Is there some rule similar to this for Marginal benefit?(3 votes) - Does the concepts of calculus change when we encounter complex functions ?(2 votes)
- Then is the cost function the anti-derivative of the marginal cost?(1 vote)
- If the firm is given by AR=20-Q where Q is the output determine the level of output at which this firm 's total revenue will be at a maximum point(1 vote)

## Video transcript

Let's say I run some
type of a factory, and I've studied my operations. And I'm able to figure
out how my cost varies as a function of quantity over
a week, on a weekly period. And so to visualize
that, let me draw it. I could draw this cost function. So this is my cost axis. This right over here
could be my quantity axis. So that's quantity, or q,
let me just call that q. That's my q-axis. And my function might
look something like this. It seems reasonable to me. Even if I produce nothing,
I still have fixed costs. I have to pay rent
on the factory. I have to probably pay people
even if we produce nothing. And so let's say that fixed
costs in the week is $1,000. And then as my quantity
increases, so do my costs. So if I produce 100
units right over here, then my cost goes up to $1,300. If I produce more than that,
you see my costs increase and they increase at
an ever faster rate.

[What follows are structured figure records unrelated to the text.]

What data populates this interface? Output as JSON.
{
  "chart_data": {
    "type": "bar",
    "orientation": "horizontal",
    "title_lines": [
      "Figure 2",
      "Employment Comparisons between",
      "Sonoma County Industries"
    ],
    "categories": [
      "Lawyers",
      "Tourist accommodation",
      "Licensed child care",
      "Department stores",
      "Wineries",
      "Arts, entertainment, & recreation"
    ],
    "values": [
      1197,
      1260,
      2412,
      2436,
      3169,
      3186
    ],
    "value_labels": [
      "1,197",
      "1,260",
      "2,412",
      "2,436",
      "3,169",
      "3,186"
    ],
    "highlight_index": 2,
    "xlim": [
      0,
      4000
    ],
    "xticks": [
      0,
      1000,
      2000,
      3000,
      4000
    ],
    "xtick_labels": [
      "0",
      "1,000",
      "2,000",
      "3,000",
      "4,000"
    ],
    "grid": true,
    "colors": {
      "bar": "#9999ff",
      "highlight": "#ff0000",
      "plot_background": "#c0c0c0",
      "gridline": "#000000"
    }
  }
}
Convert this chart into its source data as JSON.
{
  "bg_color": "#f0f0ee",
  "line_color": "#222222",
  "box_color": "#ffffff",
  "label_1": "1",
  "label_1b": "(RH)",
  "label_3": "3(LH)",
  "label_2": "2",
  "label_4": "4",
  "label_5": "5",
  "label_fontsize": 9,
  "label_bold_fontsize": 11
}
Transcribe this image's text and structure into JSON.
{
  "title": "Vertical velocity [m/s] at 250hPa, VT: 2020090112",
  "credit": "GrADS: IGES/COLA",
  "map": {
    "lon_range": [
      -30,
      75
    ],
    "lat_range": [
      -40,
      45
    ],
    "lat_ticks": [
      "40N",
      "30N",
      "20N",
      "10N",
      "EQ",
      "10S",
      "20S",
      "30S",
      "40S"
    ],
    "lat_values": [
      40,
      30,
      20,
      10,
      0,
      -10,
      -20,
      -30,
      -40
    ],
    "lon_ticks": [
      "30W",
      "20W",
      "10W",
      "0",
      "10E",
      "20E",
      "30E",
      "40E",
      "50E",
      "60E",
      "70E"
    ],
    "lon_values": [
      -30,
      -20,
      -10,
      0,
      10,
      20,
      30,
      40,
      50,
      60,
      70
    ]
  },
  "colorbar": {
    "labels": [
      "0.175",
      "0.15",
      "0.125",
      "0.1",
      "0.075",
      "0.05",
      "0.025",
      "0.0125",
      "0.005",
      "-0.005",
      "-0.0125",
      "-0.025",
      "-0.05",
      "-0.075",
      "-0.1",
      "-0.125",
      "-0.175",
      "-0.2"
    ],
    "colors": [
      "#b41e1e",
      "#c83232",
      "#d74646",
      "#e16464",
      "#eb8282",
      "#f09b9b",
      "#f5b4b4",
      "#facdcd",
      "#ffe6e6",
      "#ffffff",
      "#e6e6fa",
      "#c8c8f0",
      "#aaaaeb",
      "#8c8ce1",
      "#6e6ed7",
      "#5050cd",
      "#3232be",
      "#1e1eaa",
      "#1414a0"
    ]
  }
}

Now, I go into a lot more depth
on things like cost functions in the Economics
playlist, but what I want to think about in the
calculus context is what would the derivative of
this represent? What would the derivative of c
with respect to q, which could also written as c prime of
q, what does that represent? Well, if we think
about it visually, we know that we can think
about the derivative as the slope of
the tangent line. So, for example,
that's the tangent line when q is equal to 100. So the slope of that tangent
line you could view as c prime, or it is c prime of 100. But what is that
slope telling us? Well, the slope is the
change in our cost divided by the change in our quantity. And it's the slope
of the tangent line. This is what we first
learned in calculus. As we get to smaller and
smaller and smaller changes in quantity, we
essentially take the limit as our change in
quantity approaches 0. That's how we get that
instantaneous change. So one way to think about it
is this is the instantaneous. This is the rate
right on the margin at which is our cost is changing
with respect to quantity. So if I were to produce just
another drop, another atom of whatever I'm
producing, at what rate is my cost going to increase? And the reason why I'm
saying right on the margin is we see that
it's not constant. If our cost function
were aligned, we would have a constant slope. The tangent line
would essentially be the cost function. But we see it changes
right over here. The incremental
atom to produce here costs less than the incremental
atom right over here. The slope has gone up. And it might make sense. Maybe I'm using some
raw material out there in the world. And as I use more
and more of it, it becomes more and more scarce. And so the market price of
it goes up and up and up. But you might say,
well, why do I even care about the rate at which
my costs are increasing on the margin? Which is why this is
called marginal cost. Well, the reason why
you care about it is you might be trying to figure
out when do I stop producing? Let's say this is orange juice. If I know that next gallon is
going to cost me $5 to produce and I can sell it for $6,
then I'm going to do it. But if that next
gallon, if I'm up here, and I've already
produced a lot, and I'm taking all the oranges
off the market, and now I have to
transport oranges from the other side of the
planet or whatever it might be, and now if that incremental
gallon of oranges or gallon of orange juice costs
me $10 to produce, and I'm not going to be able
to sell it for more than $6, it doesn't make sense for
me to produce it anymore. So in a calculus context, or
you can say in an economics context, if you can model your
cost as a function of quantity, the derivative of that
is the marginal cost. It's the rate at which
costs are increasing for that incremental unit. And there's other similar ideas. If we modeled our profit
as a function of quantity, if we took the derivative, that
would be our marginal profit. If we modeled revenue, that
would be our marginal revenue. How much does a
function increase as we increase our
input, as we increase our quantity on the margin?